Ocean Science Decade: From talk to action

C:\Users\a23389\Downloads\20191101_Peter Haugan_DSC_9991.jpg

Peter Haugan er forskingssjef og programleiar ved Havforskingsinstituttet, og leier den nasjonale ekspertgruppa for FN sitt havforskingstiår i Noreg.

Photo: Christine Fagerbakke / Institute for Marine Research

Peter Haugan of the Institute of Marine Research has been asked to chair the national expert committee that will set the course for the Norwegian contribution to the UN Decade of Ocean Science.

“It’s not because the ocean needs it, but because the planet does.”

That’s how Peter Haugan explains the UN General Assembly’s decision to declare 2021-2030 the Decade of Ocean Science for Sustainable Development.

“We need healthy oceans for the sake of the whole planet’s future. So we need to learn about and study the oceans in order to find new solutions that enable us to use them sustainably. That means cooperating”, says Haugan, whose day job is as a research group leader at the Institute of Marine Research (IMR).

National research, global contribution

Cooperation, both between countries and across disciplines, is one of the key elements of the Decade of Ocean Science. The expert committee’s job is to suggest how Norwegian marine scientists can become even better by combining their forces and how our expertise in ocean science can make a global contribution.

The committee will submit its draft report by February, and then take it on a tour of Norway to get feedback from a variety of research communities.
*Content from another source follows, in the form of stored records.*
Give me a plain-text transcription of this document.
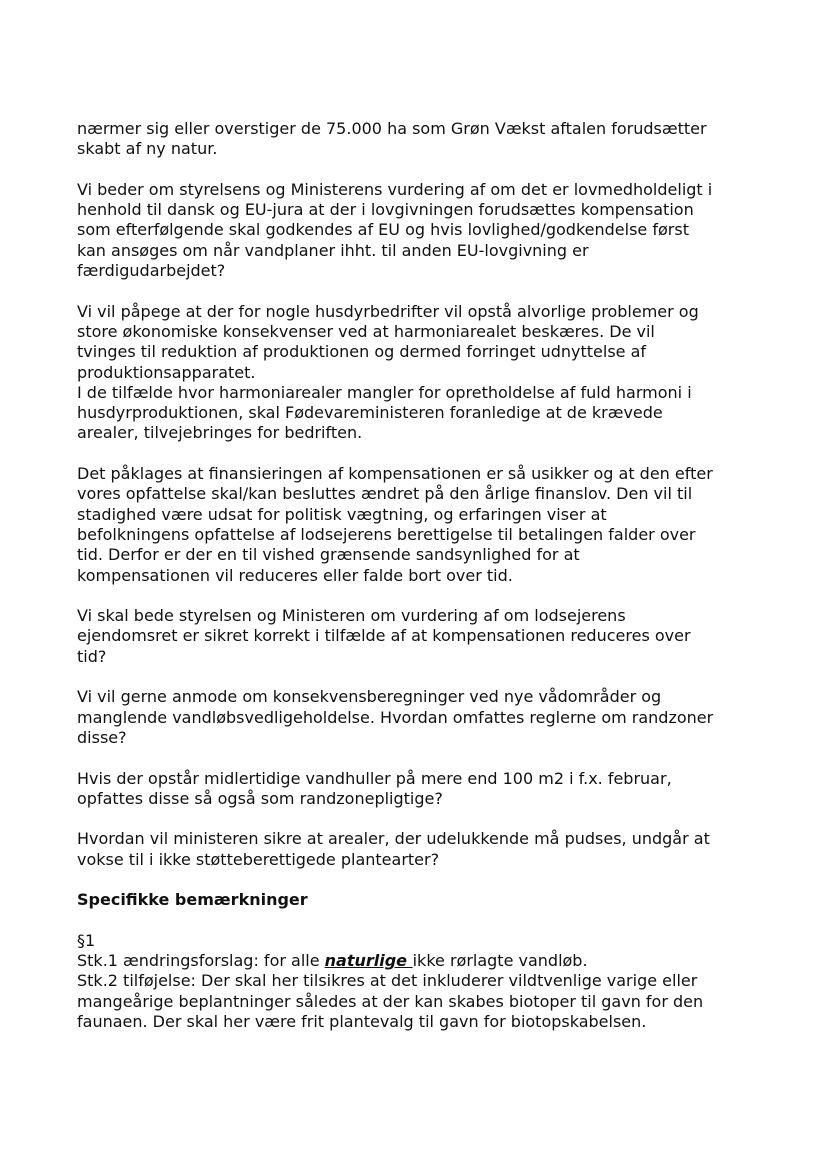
nærmer sig eller overstiger de 75.000 ha som Grøn Vækst aftalen forudsætter
skabt af ny natur.

Vi beder om styrelsens og Ministerens vurdering af om det er lovmedholdeligt i
henhold til dansk og EU-jura at der i lovgivningen forudsættes kompensation
som efterfølgende skal godkendes af EU og hvis lovlighed/godkendelse først
kan ansøges om når vandplaner ihht. til anden EU-lovgivning er
færdigudarbejdet?

Vi vil påpege at der for nogle husdyrbedrifter vil opstå alvorlige problemer og
store økonomiske konsekvenser ved at harmoniarealet beskæres. De vil
tvinges til reduktion af produktionen og dermed forringet udnyttelse af
produktionsapparatet.

I de tilfælde hvor harmoniarealer mangler for opretholdelse af fuld harmoni i
husdyrproduktionen, skal Fødevareministeren foranledige at de krævede
arealer, tilvejebringes for bedriften.

Det påklages at finansieringen af kompensationen er så usikker og at den efter
vores opfattelse skal/kan besluttes ændret på den årlige finanslov. Den vil til
stadighed være udsat for politisk vægtning, og erfaringen viser at
befolkningens opfattelse af lodsejerens berettigelse til betalingen falder over
tid. Derfor er der en til vished grænsende sandsynlighed for at
kompensationen vil reduceres eller falde bort over tid.

Vi skal bede styrelsen og Ministeren om vurdering af om lodsejerens
ejendomsret er sikret korrekt i tilfælde af at kompensationen reduceres over
tid?

Vi vil gerne anmode om konsekvensberegninger ved nye vådområder og
manglende vandløbsvedligeholdelse. Hvordan omfattes reglerne om randzoner
disse?

Hvis der opstår midlertidige vandhuller på mere end 100 m2 i f.x. februar,
opfattes disse så også som randzonepligtige?

Hvordan vil ministeren sikre at arealer, der udelukkende må pudses, undgår at
vokse til i ikke støtteberettigede plantearter?

Specifikke bemærkninger

§1

Stk.1 ændringsforslag: for alle naturlige ikke rørlagte vandløb.

Stk.2 tilføjelse: Der skal her tilsikres at det inkluderer vildtvenlige varige eller
mangeårige beplantninger således at der kan skabes biotoper til gavn for den
faunaen. Der skal her være frit plantevalg til gavn for biotopskabelsen.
The final report, containing specific proposals on how Norway can contribute to the Decade of Ocean Science, should be ready by summer.
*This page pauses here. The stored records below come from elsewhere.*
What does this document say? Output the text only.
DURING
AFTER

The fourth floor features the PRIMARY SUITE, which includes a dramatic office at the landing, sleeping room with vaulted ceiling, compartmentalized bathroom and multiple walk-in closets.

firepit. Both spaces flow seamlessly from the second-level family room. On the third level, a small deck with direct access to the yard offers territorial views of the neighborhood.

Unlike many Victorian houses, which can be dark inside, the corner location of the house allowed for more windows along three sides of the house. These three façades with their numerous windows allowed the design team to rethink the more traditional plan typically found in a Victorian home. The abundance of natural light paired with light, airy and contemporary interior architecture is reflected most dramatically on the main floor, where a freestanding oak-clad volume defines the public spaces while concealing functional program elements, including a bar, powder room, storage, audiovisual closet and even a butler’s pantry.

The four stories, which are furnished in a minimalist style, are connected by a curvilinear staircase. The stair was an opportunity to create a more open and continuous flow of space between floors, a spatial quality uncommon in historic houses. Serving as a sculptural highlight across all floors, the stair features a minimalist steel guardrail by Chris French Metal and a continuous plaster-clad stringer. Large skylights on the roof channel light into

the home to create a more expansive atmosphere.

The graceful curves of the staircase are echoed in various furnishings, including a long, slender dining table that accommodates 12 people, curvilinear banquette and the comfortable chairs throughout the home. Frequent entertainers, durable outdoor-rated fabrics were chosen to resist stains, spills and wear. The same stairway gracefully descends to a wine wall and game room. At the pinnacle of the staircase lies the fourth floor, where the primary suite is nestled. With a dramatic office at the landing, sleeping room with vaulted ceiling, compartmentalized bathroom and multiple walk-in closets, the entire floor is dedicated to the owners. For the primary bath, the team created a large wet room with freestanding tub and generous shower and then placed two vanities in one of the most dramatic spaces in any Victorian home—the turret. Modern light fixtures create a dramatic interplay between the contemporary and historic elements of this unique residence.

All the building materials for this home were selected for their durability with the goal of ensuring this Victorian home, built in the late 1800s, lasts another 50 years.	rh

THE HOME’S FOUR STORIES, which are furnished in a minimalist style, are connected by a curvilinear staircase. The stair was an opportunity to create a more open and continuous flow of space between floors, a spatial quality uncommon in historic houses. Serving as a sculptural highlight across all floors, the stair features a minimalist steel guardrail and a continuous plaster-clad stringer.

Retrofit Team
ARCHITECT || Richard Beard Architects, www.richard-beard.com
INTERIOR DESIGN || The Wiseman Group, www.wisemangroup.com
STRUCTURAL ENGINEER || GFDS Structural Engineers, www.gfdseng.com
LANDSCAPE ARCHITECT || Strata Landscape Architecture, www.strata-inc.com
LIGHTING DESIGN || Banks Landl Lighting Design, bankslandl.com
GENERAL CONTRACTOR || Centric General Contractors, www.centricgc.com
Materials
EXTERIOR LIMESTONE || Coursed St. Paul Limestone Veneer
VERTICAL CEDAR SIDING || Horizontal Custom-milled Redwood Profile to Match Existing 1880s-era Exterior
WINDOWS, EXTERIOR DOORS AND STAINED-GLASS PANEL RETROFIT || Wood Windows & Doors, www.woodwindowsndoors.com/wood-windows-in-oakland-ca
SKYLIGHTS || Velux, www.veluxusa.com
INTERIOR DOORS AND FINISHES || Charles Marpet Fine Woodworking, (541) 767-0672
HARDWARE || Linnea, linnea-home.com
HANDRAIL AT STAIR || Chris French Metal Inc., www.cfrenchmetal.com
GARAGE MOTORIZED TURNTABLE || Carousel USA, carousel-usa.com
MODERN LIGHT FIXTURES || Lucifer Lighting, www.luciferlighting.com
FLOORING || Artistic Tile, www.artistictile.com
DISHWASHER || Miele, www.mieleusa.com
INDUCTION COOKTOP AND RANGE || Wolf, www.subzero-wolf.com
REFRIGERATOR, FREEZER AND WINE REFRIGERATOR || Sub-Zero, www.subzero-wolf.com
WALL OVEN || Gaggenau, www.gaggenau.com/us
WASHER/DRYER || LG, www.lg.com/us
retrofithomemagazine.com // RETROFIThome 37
Norway’s work should help to promote the six outcomes that the UN is aiming for: a clean ocean; a safe ocean; a healthy ocean; a transparent ocean; a predicted ocean; and a productive ocean.
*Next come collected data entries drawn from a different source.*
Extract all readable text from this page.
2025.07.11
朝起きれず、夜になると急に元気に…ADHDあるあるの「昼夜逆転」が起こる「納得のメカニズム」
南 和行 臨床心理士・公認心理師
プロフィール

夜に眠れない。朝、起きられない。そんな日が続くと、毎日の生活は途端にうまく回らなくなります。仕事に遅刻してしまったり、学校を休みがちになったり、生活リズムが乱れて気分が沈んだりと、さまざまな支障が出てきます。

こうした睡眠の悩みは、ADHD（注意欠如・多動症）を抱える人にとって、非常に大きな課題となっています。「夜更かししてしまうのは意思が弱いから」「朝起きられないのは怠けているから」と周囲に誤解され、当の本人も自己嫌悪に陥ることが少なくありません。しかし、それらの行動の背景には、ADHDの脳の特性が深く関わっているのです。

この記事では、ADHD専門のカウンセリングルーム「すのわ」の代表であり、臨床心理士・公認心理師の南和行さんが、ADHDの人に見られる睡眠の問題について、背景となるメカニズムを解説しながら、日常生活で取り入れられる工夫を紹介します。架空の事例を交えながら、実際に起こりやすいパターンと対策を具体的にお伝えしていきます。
From studying the ocean to new solutions

The focus on outcomes is the big difference from the previous Decade of Ocean Science, in the 1970s. Then it was all about “exploring the ocean”.

Fifty years later there is more of a focus on applied research, in order to meet the demands of governments and societies. This is reflected in the slogan: “The Science We Need for the Ocean We Want”.

“There’s an urgent need for sustainable development in the ocean. It’s not enough just to do basic research in order to learn more; we must help to find solutions. That’s why it’s important to look at marine research in a wider context that also encompasses economics and the social sciences”, says Haugan, who is delighted with the wide range of backgrounds of the people on his committee.

From talk to action

Haugan identifies three specific areas where he believes that Norway – and the IMR – can make an important contribution during the Decade of Ocean Science:

  • Finding sustainable ways to increase global aquaculture production, and perhaps particularly in relation to molluscs and other species that don’t need active feeding. Here the IMR has important expertise on areas such as environmental conditions, nutritional value and health.
  • Drawing up and justifying global and regional requirements for scientific assessments with respect to the sustainability of marine-related industries. Here the IMR has extensive experience of providing scientific advice for national resource management plans, the “traffic light” system for sea lice and so on.
  • Collecting the data needed to map and classify all of the major marine ecosystems in the oceans. Here the IMR can draw on its experience from the Mareano programme and its work on integrated ecosystem assessments.

The expert committee will have an intensive schedule over the coming half year, but the chair is well prepared: he has already been working on planning the Decade of Ocean Science at the UN level for several years.

“Now is the time to go from talk to action. I’ve been looking forward to that for a long time”, concludes Haugan.